L'Europe de la démocratie et de la jeunesse

Pierre MAUROY
Ancien Premier Ministre, Sénateur, Président de la Fondation Jean Jaurès

Je suis très heureux d'être associé à cette manifestation qui marque le cinquantième anniversaire du Conseil de l'Europe et je vous remercie très vivement d'avoir convié la fondation Jean Jaurès à partager votre réflexion. Je félicite Madame Josette Durrieu et ses collègues qui ont pris l'initiative de cette manifestation.

Les témoignages que nous avons entendus étaient très importants. Je n'ai moi-même pas participé directement au Conseil de l'Europe. Mais je vais néanmoins vous faire part de mon point de vue sur son rôle dans le monde de demain.

Le Conseil de l'Europe occupera-t-il à l'avenir une place aussi importante que celle qu'il a eue jusqu'à présent ? Je crois que oui. Il a joué un rôle essentiel dans la construction européenne, moins connu peut-être que celui de l'Union européenne, qui a construit un espace économique et politique intégré, mais crucial pour la promotion de la démocratie et de l'Etat de droit. Il a eu un rôle de précurseur et ce rôle reste essentiel pour rapprocher des pays de cultures et de traditions différentes. Il permet de développer une conscience européenne.

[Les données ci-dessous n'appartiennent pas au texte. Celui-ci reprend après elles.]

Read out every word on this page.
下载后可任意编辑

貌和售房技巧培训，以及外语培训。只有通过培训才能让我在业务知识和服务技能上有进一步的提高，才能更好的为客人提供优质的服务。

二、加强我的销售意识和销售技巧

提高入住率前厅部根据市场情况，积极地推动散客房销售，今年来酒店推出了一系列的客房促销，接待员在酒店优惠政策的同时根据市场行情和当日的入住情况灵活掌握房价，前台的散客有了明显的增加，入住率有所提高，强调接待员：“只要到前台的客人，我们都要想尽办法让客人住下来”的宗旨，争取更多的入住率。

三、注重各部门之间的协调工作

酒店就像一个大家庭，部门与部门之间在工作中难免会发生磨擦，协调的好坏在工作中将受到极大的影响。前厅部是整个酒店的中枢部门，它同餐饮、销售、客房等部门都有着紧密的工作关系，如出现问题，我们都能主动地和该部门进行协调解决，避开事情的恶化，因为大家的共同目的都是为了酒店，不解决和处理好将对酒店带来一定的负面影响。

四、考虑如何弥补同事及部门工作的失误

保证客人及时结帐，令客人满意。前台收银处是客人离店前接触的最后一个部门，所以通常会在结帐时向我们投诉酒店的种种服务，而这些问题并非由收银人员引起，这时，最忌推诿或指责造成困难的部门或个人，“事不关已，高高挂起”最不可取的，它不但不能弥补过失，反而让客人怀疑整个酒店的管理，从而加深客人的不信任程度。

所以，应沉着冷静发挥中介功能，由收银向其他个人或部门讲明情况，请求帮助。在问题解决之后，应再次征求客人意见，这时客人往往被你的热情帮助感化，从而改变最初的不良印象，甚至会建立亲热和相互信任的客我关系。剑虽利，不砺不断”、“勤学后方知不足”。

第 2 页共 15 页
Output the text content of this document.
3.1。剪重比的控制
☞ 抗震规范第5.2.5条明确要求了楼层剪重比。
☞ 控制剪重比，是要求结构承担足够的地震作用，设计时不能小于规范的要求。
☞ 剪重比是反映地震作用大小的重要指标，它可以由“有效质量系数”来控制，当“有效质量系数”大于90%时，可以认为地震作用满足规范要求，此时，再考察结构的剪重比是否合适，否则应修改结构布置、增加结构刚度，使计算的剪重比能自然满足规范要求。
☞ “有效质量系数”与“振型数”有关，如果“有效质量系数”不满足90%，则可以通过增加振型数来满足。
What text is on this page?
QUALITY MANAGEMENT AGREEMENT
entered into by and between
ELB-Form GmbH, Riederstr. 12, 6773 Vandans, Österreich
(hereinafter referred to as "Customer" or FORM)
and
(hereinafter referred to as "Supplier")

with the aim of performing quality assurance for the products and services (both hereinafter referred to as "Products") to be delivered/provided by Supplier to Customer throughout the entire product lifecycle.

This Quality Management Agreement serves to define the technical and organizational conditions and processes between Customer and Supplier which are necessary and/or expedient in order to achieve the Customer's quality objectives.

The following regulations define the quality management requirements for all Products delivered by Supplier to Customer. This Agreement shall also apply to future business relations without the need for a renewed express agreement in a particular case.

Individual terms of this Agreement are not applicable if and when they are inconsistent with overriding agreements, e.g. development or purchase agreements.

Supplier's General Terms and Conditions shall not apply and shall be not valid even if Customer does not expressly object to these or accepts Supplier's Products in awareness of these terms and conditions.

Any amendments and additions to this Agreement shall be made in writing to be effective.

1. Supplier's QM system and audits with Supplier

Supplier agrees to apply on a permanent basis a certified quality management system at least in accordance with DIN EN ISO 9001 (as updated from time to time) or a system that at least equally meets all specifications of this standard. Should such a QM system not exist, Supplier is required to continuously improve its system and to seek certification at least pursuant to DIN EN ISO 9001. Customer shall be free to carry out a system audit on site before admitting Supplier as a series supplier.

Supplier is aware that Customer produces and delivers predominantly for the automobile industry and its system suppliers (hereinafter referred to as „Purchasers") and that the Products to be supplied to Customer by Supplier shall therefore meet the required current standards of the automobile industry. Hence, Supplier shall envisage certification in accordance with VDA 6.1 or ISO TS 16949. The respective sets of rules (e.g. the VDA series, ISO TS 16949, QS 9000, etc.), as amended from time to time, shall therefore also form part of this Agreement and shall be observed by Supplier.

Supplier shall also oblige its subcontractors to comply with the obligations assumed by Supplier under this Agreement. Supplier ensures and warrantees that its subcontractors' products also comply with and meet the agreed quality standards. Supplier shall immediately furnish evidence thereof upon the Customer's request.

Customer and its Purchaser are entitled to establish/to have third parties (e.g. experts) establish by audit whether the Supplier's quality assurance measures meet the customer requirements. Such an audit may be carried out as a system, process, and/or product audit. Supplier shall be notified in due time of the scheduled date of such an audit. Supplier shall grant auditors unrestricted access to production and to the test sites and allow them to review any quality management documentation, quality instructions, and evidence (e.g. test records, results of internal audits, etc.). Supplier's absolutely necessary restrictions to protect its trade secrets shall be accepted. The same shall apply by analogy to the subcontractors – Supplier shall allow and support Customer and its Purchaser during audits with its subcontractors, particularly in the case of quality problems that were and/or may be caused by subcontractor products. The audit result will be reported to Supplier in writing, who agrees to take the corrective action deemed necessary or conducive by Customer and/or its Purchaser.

Le marché n'est pas le seul élément qui compte. Le plus important pour l'Europe est peut-être de sauvegarder ses valeurs de démocratie, de liberté, de respect de la personne humaine. C'est d'autant plus nécessaire que bien des pays européens connaissent aujourd'hui une résurgence des forces nationalistes et xénophobes. Ceci est vrai dans les démocraties des pays de l'Est où après près d'un demi-siècle d'oppression, les peuples tentent de retrouver leur identité nationale et, parfois, basculent dans les travers les plus négatifs de l'affirmation nationaliste. Mais ceci est également vrai dans les pays de l'Europe de l'Ouest, qui ont pourtant une forte tradition démocratique. Les résultats électoraux des Le Pen, Haider et bien d'autres nous interpellent, nous démocrates, ainsi que tous ceux qui veulent construire une Europe nouvelle, forte, démocratique et respectueuse des droits de l'homme.

La conscience européenne que nous voulons bâtir est à l'opposé de ces nationalismes et nous devons tout mettre en oeuvre pour les combattre. Je pense que nous devons le faire avec le Conseil de l'Europe. Le racisme, la haine de l'autre, la violence ne doivent plus avoir leur place dans les sociétés européennes. Il est de notre devoir à tous de leur mener une lutte sans merci. Des initiatives sont prises dans ce sens par les associations et les pouvoirs publics : il faut les encourager. C'est ce qu'a fait le Conseil de l'Europe à travers sa campagne contre le racisme et la xénophobie, l'antisémitisme, l'intolérance, « Tous différents, tous égaux ». Je crois qu'il faut l'en féliciter. Le Conseil de l'Europe a également une politique très active envers les jeunes générations. Grâce aux deux centres européens de la jeunesse situés à Strasbourg et à Budapest et au Fonds européen de la jeunesse, le Conseil de l'Europe peut aider les jeunes de toute l'Europe à apprendre à se connaître, à travailler et à vivre ensemble afin de faire tomber les barrières culturelles et de développer la conscience européenne. Les activités internationales pour la jeunesse cherchent toutes à promouvoir la citoyenneté, la mobilité, la démocratie et le pluralisme culturel.

Il y a quelques années a été institué un Office de la jeunesse entre la France et l'Allemagne. Il a été doté de moyens importants. J'ai siégé au premier Conseil d'administration de cet organisme et j'ai participé aux échanges qu'il a suscités. Ils ont eu une importance primordiale. Ils ont sans doute contribué à l'amitié actuelle entre la France et l'Allemagne et à la construction de l'Europe. Je crois qu'un effort particulier pour la jeunesse européenne permettrait de bâtir, dans des conditions encore meilleures, l'Europe que nous souhaitons. Il y a là un investissement à faire.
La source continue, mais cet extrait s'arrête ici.